Four ordinances could lapse due to govt delay

June 22, 2018 05:20 AM Republica


KATHMANDU, June 22: The government with a two-thirds majority in parliament is likely to miss another deadline to endorse four bills to replace ordinances issued six month ago. 

As the constitutional deadline for getting endorsed the replacement bills through both houses of the parliament is just 16 days away, the government is yet to register three bills at parliament. 

Two weeks before the deadline, the government registered just one bill in parliament for endorsement on Thursday. The Ministry of Law, Justice and Parliamentary Affairs registered the bill to replace National Assembly Election Ordinance at the parliament secretariat on Thursday. 

The remaining three bills to replace the ordinances related to Medical Education and Truth and Reconciliation and Enforced Disappeared Persons for the second time and ordinance on the provision of perks and benefits of the office bearers of the federal parliament are yet to reach parliament. After failing to endorse the three bills related to National Assembly election, TRC and CIEDP tenure and medical education, President Bidya Bhandari had re-issued the three bills at the end of April. 

Law Minister Sher Bahadur Tamang said that the bill related to the provision of perks and benefits of the office bearers of parliament will be registered at the parliament secretariat soon but his ministry is yet to give final touches to the other two bills. “All replacement bills will be endorsed through the fast track process within the deadline,” Tamang told Republica.

Despite having a two-thirds majority in parliament, the government has failed to get endorsed important laws through parliament on time. According to the constitution, the ordinances will be automatically invalid if their replacement bills are not endorsed by the House within 60 days of their issue from the president or commencement of the House session.

The ordinances were issued for the first time earlier this year after the government failed to endorse it from the House following a row between the ruling and opposition parties. 

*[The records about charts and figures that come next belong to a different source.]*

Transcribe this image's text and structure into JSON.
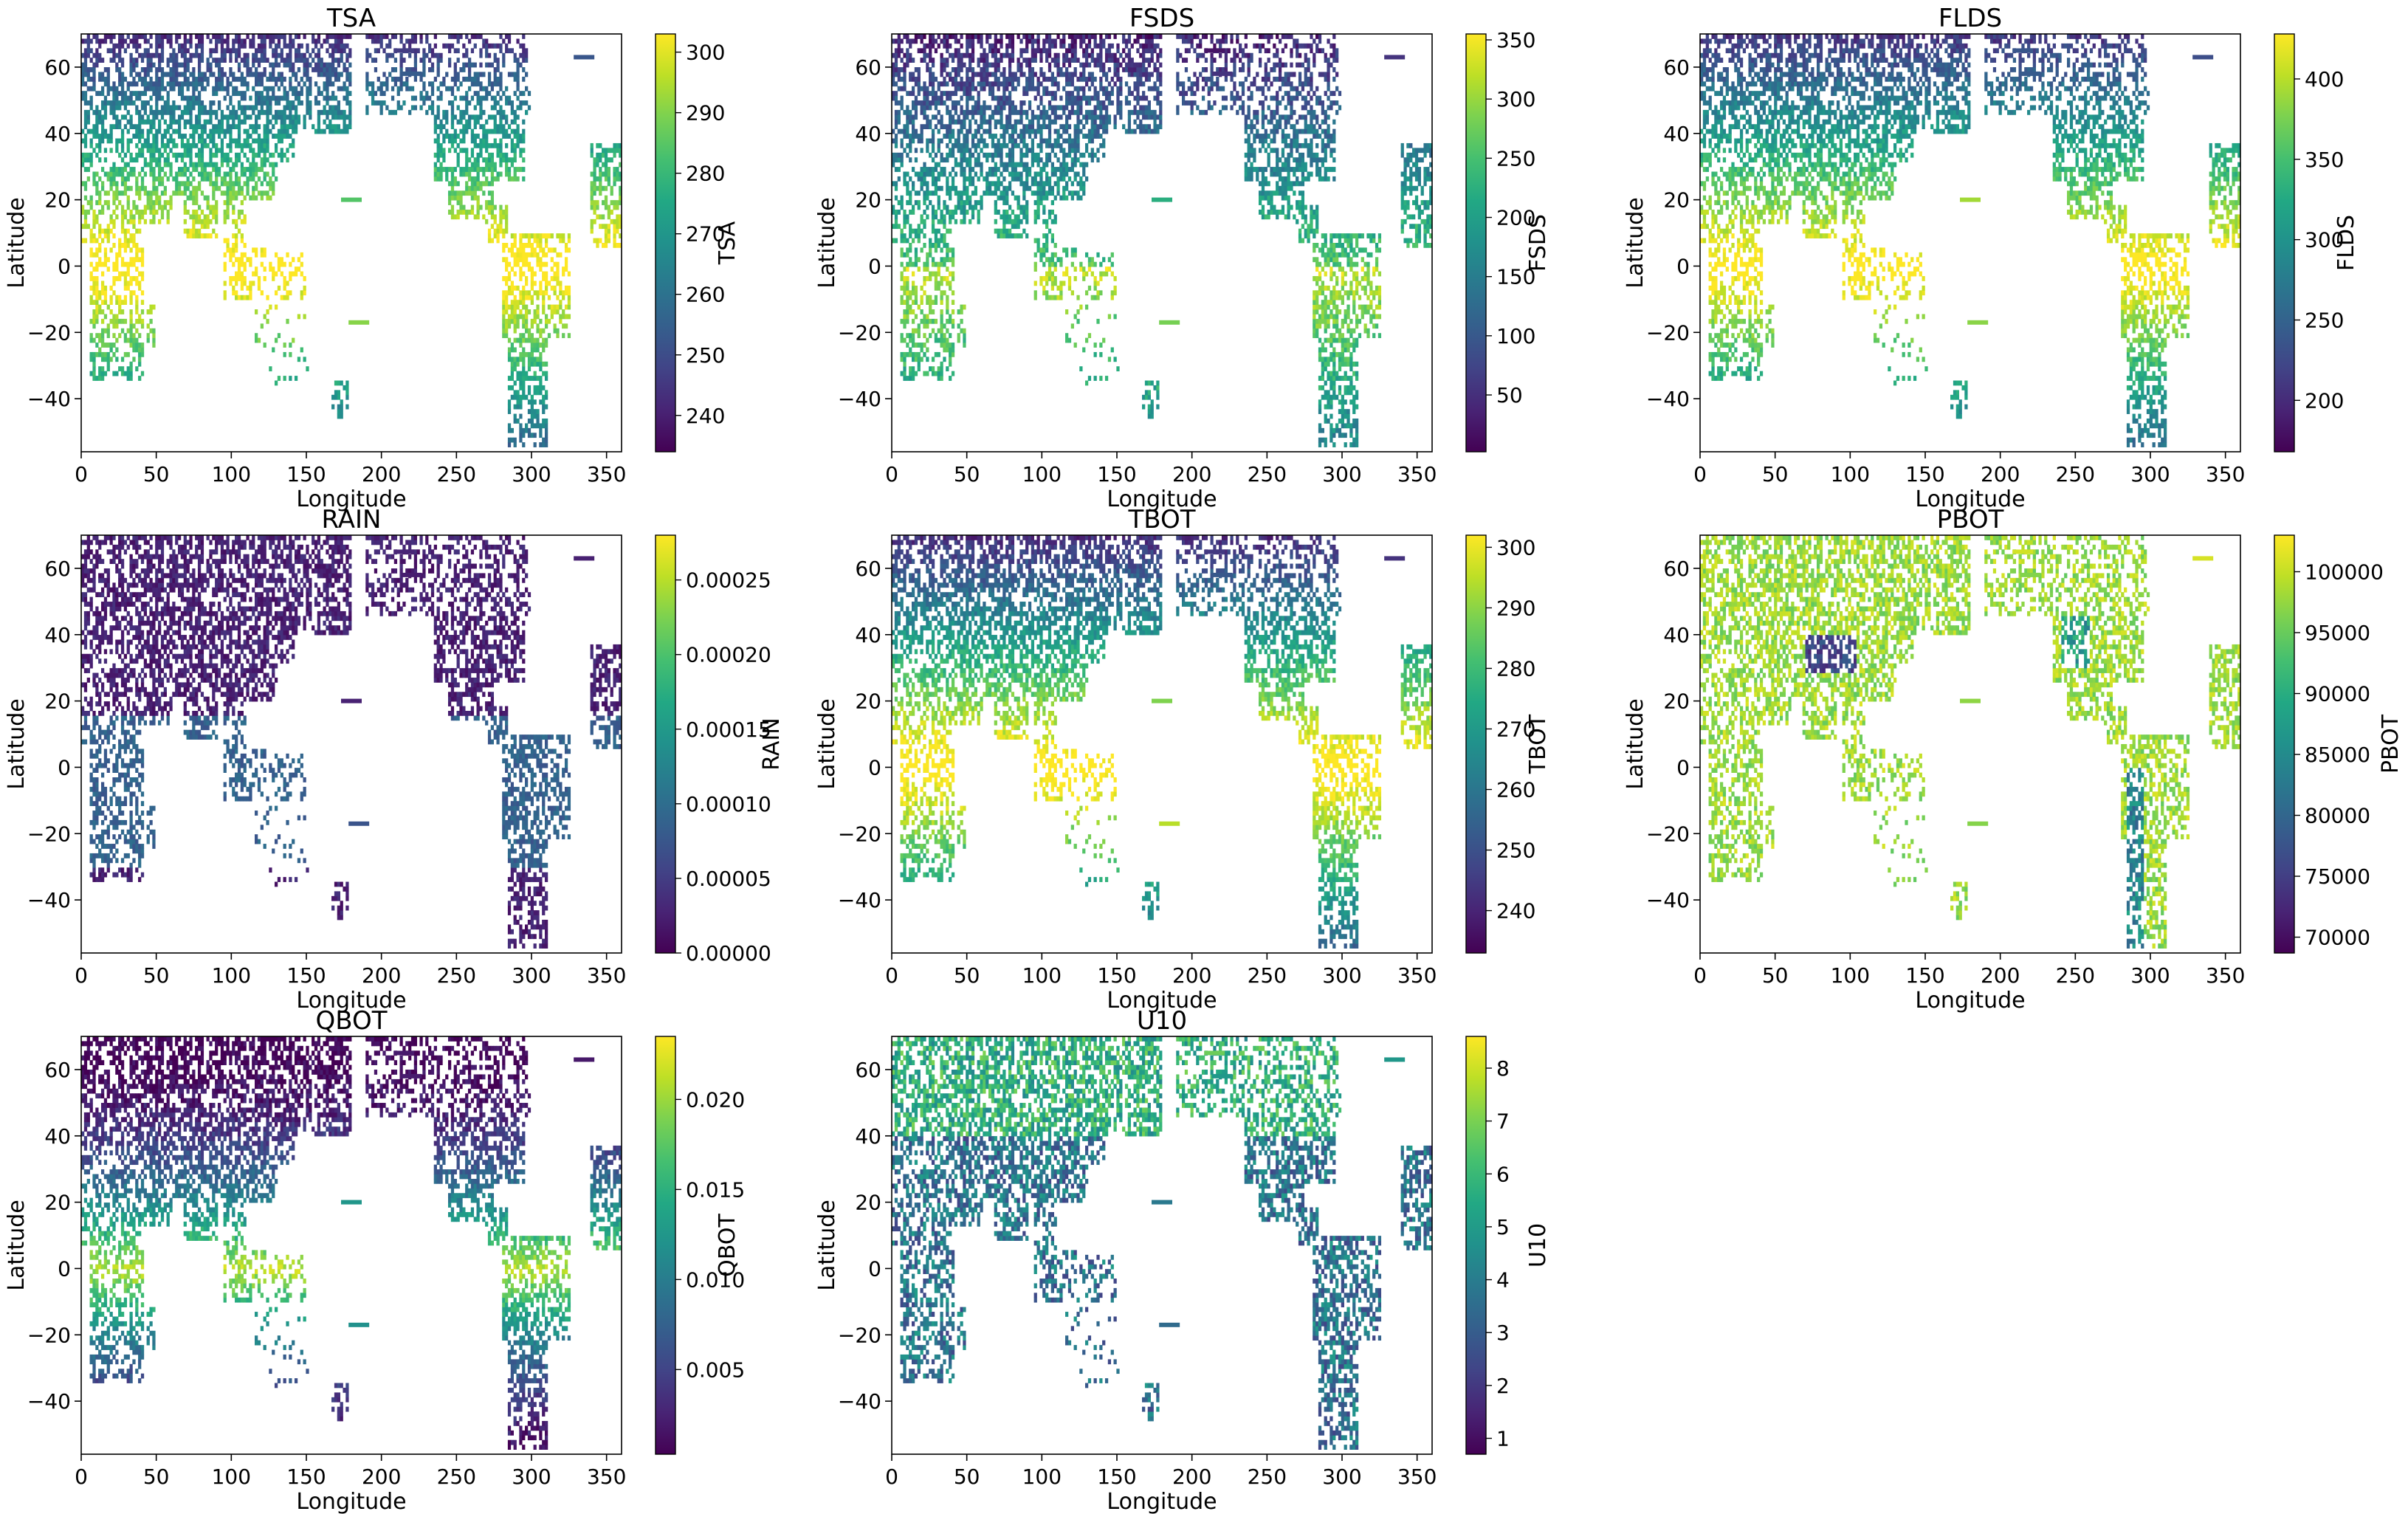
{
  "figure": {
    "colormap": "viridis",
    "background": "#ffffff"
  },
  "chart_data": [
    {
      "type": "heatmap",
      "title": "TSA",
      "xlabel": "Longitude",
      "ylabel": "Latitude",
      "xlim": [
        0,
        360
      ],
      "ylim": [
        -56,
        70
      ],
      "xticks": [
        "0",
        "50",
        "100",
        "150",
        "200",
        "250",
        "300",
        "350"
      ],
      "yticks": [
        "−40",
        "−20",
        "0",
        "20",
        "40",
        "60"
      ],
      "colorbar": {
        "label": "TSA",
        "range": [
          234,
          303
        ],
        "ticks": [
          "240",
          "250",
          "260",
          "270",
          "280",
          "290",
          "300"
        ]
      }
    },
    {
      "type": "heatmap",
      "title": "FSDS",
      "xlabel": "Longitude",
      "ylabel": "Latitude",
      "xlim": [
        0,
        360
      ],
      "ylim": [
        -56,
        70
      ],
      "xticks": [
        "0",
        "50",
        "100",
        "150",
        "200",
        "250",
        "300",
        "350"
      ],
      "yticks": [
        "−40",
        "−20",
        "0",
        "20",
        "40",
        "60"
      ],
      "colorbar": {
        "label": "FSDS",
        "range": [
          2,
          355
        ],
        "ticks": [
          "50",
          "100",
          "150",
          "200",
          "250",
          "300",
          "350"
        ]
      }
    },
    {
      "type": "heatmap",
      "title": "FLDS",
      "xlabel": "Longitude",
      "ylabel": "Latitude",
      "xlim": [
        0,
        360
      ],
      "ylim": [
        -56,
        70
      ],
      "xticks": [
        "0",
        "50",
        "100",
        "150",
        "200",
        "250",
        "300",
        "350"
      ],
      "yticks": [
        "−40",
        "−20",
        "0",
        "20",
        "40",
        "60"
      ],
      "colorbar": {
        "label": "FLDS",
        "range": [
          168,
          428
        ],
        "ticks": [
          "200",
          "250",
          "300",
          "350",
          "400"
        ]
      }
    },
    {
      "type": "heatmap",
      "title": "RAIN",
      "xlabel": "Longitude",
      "ylabel": "Latitude",
      "xlim": [
        0,
        360
      ],
      "ylim": [
        -56,
        70
      ],
      "xticks": [
        "0",
        "50",
        "100",
        "150",
        "200",
        "250",
        "300",
        "350"
      ],
      "yticks": [
        "−40",
        "−20",
        "0",
        "20",
        "40",
        "60"
      ],
      "colorbar": {
        "label": "RAIN",
        "range": [
          0,
          0.00028
        ],
        "ticks": [
          "0.00000",
          "0.00005",
          "0.00010",
          "0.00015",
          "0.00020",
          "0.00025"
        ]
      }
    },
    {
      "type": "heatmap",
      "title": "TBOT",
      "xlabel": "Longitude",
      "ylabel": "Latitude",
      "xlim": [
        0,
        360
      ],
      "ylim": [
        -56,
        70
      ],
      "xticks": [
        "0",
        "50",
        "100",
        "150",
        "200",
        "250",
        "300",
        "350"
      ],
      "yticks": [
        "−40",
        "−20",
        "0",
        "20",
        "40",
        "60"
      ],
      "colorbar": {
        "label": "TBOT",
        "range": [
          233,
          302
        ],
        "ticks": [
          "240",
          "250",
          "260",
          "270",
          "280",
          "290",
          "300"
        ]
      }
    },
    {
      "type": "heatmap",
      "title": "PBOT",
      "xlabel": "Longitude",
      "ylabel": "Latitude",
      "xlim": [
        0,
        360
      ],
      "ylim": [
        -56,
        70
      ],
      "xticks": [
        "0",
        "50",
        "100",
        "150",
        "200",
        "250",
        "300",
        "350"
      ],
      "yticks": [
        "−40",
        "−20",
        "0",
        "20",
        "40",
        "60"
      ],
      "colorbar": {
        "label": "PBOT",
        "range": [
          68700,
          103000
        ],
        "ticks": [
          "70000",
          "75000",
          "80000",
          "85000",
          "90000",
          "95000",
          "100000"
        ]
      }
    },
    {
      "type": "heatmap",
      "title": "QBOT",
      "xlabel": "Longitude",
      "ylabel": "Latitude",
      "xlim": [
        0,
        360
      ],
      "ylim": [
        -56,
        70
      ],
      "xticks": [
        "0",
        "50",
        "100",
        "150",
        "200",
        "250",
        "300",
        "350"
      ],
      "yticks": [
        "−40",
        "−20",
        "0",
        "20",
        "40",
        "60"
      ],
      "colorbar": {
        "label": "QBOT",
        "range": [
          0.0003,
          0.0235
        ],
        "ticks": [
          "0.005",
          "0.010",
          "0.015",
          "0.020"
        ]
      }
    },
    {
      "type": "heatmap",
      "title": "U10",
      "xlabel": "Longitude",
      "ylabel": "Latitude",
      "xlim": [
        0,
        360
      ],
      "ylim": [
        -56,
        70
      ],
      "xticks": [
        "0",
        "50",
        "100",
        "150",
        "200",
        "250",
        "300",
        "350"
      ],
      "yticks": [
        "−40",
        "−20",
        "0",
        "20",
        "40",
        "60"
      ],
      "colorbar": {
        "label": "U10",
        "range": [
          0.7,
          8.6
        ],
        "ticks": [
          "1",
          "2",
          "3",
          "4",
          "5",
          "6",
          "7",
          "8"
        ]
      }
    }
  ]
}
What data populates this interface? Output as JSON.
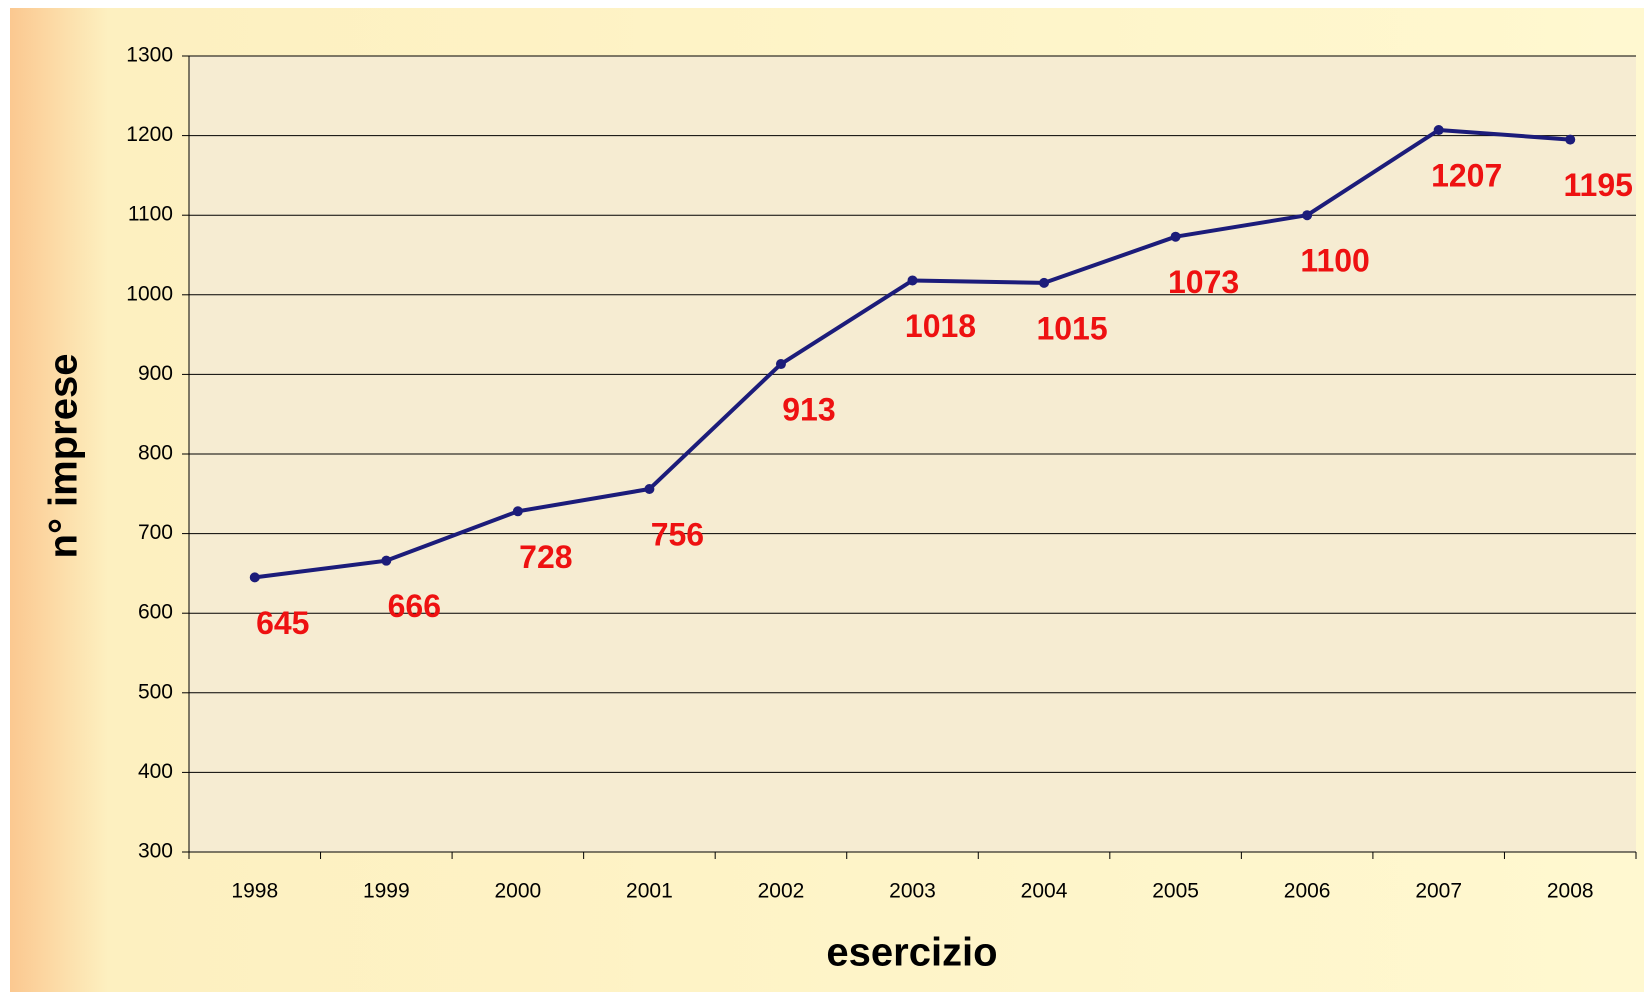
{
  "chart_data": {
    "type": "line",
    "x_label": "esercizio",
    "y_label": "n° imprese",
    "categories": [
      "1998",
      "1999",
      "2000",
      "2001",
      "2002",
      "2003",
      "2004",
      "2005",
      "2006",
      "2007",
      "2008"
    ],
    "series": [
      {
        "color": "#1c1c7a",
        "label_color": "#ee1111",
        "values": [
          645,
          666,
          728,
          756,
          913,
          1018,
          1015,
          1073,
          1100,
          1207,
          1195
        ]
      }
    ],
    "ylim": [
      300,
      1300
    ],
    "yticks": [
      300,
      400,
      500,
      600,
      700,
      800,
      900,
      1000,
      1100,
      1200,
      1300
    ],
    "grid": true
  }
}
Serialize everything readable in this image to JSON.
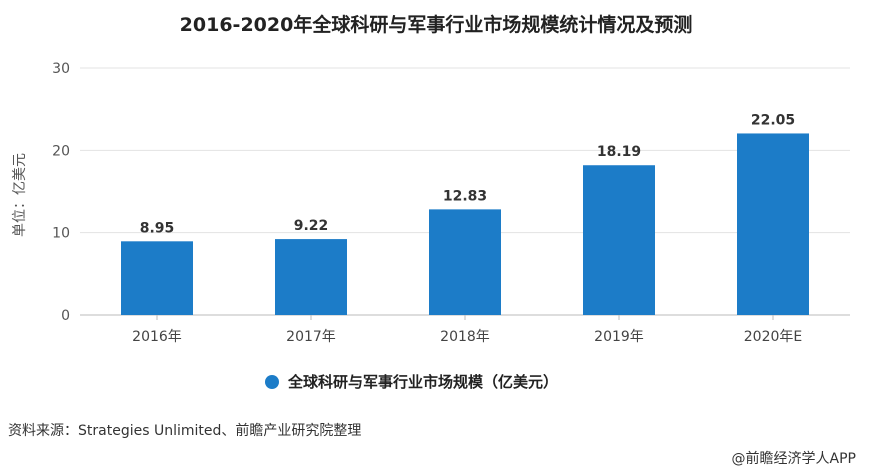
{
  "chart_data": {
    "type": "bar",
    "title": "2016-2020年全球科研与军事行业市场规模统计情况及预测",
    "ylabel": "单位：亿美元",
    "categories": [
      "2016年",
      "2017年",
      "2018年",
      "2019年",
      "2020年E"
    ],
    "series": [
      {
        "name": "全球科研与军事行业市场规模（亿美元）",
        "values": [
          8.95,
          9.22,
          12.83,
          18.19,
          22.05
        ],
        "data_labels": [
          "8.95",
          "9.22",
          "12.83",
          "18.19",
          "22.05"
        ]
      }
    ],
    "yticks": [
      "0",
      "10",
      "20",
      "30"
    ],
    "ylim": [
      0,
      30
    ],
    "grid": true,
    "legend_position": "bottom",
    "bar_color": "#1c7cc8"
  },
  "source": "资料来源：Strategies Unlimited、前瞻产业研究院整理",
  "credit": "@前瞻经济学人APP"
}
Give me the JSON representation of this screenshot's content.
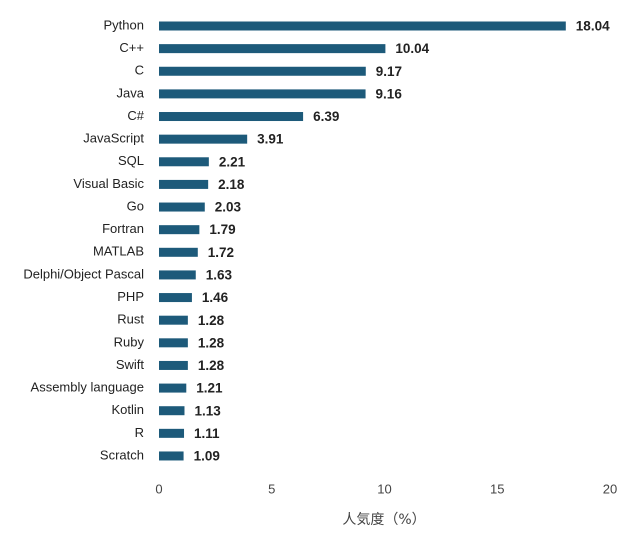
{
  "chart_data": {
    "type": "bar",
    "orientation": "horizontal",
    "categories": [
      "Python",
      "C++",
      "C",
      "Java",
      "C#",
      "JavaScript",
      "SQL",
      "Visual Basic",
      "Go",
      "Fortran",
      "MATLAB",
      "Delphi/Object Pascal",
      "PHP",
      "Rust",
      "Ruby",
      "Swift",
      "Assembly language",
      "Kotlin",
      "R",
      "Scratch"
    ],
    "values": [
      18.04,
      10.04,
      9.17,
      9.16,
      6.39,
      3.91,
      2.21,
      2.18,
      2.03,
      1.79,
      1.72,
      1.63,
      1.46,
      1.28,
      1.28,
      1.28,
      1.21,
      1.13,
      1.11,
      1.09
    ],
    "value_labels": [
      "18.04",
      "10.04",
      "9.17",
      "9.16",
      "6.39",
      "3.91",
      "2.21",
      "2.18",
      "2.03",
      "1.79",
      "1.72",
      "1.63",
      "1.46",
      "1.28",
      "1.28",
      "1.28",
      "1.21",
      "1.13",
      "1.11",
      "1.09"
    ],
    "x_ticks": [
      "0",
      "5",
      "10",
      "15",
      "20"
    ],
    "xlim": [
      0,
      20
    ],
    "title": "",
    "xlabel": "人気度（%）",
    "ylabel": "",
    "grid": false,
    "legend": "none",
    "bar_color": "#1d5a7a"
  }
}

After the government missed the deadline to replace the ordinance within two months after the commencement of federal parliament session, the president had to re-issue the ordinance in April to avoid a legal void.  

The last meeting of parliament had failed to endorse the National Assembly related bill after the then ruling Nepali Congress and main opposition CPN-UML differed on the single transferable vote system. NC had favored the transferable voting system while the communist party was against the idea. 

However, the communist party-led government has again registered the bill with the provision of single transferable vote system against its own past position.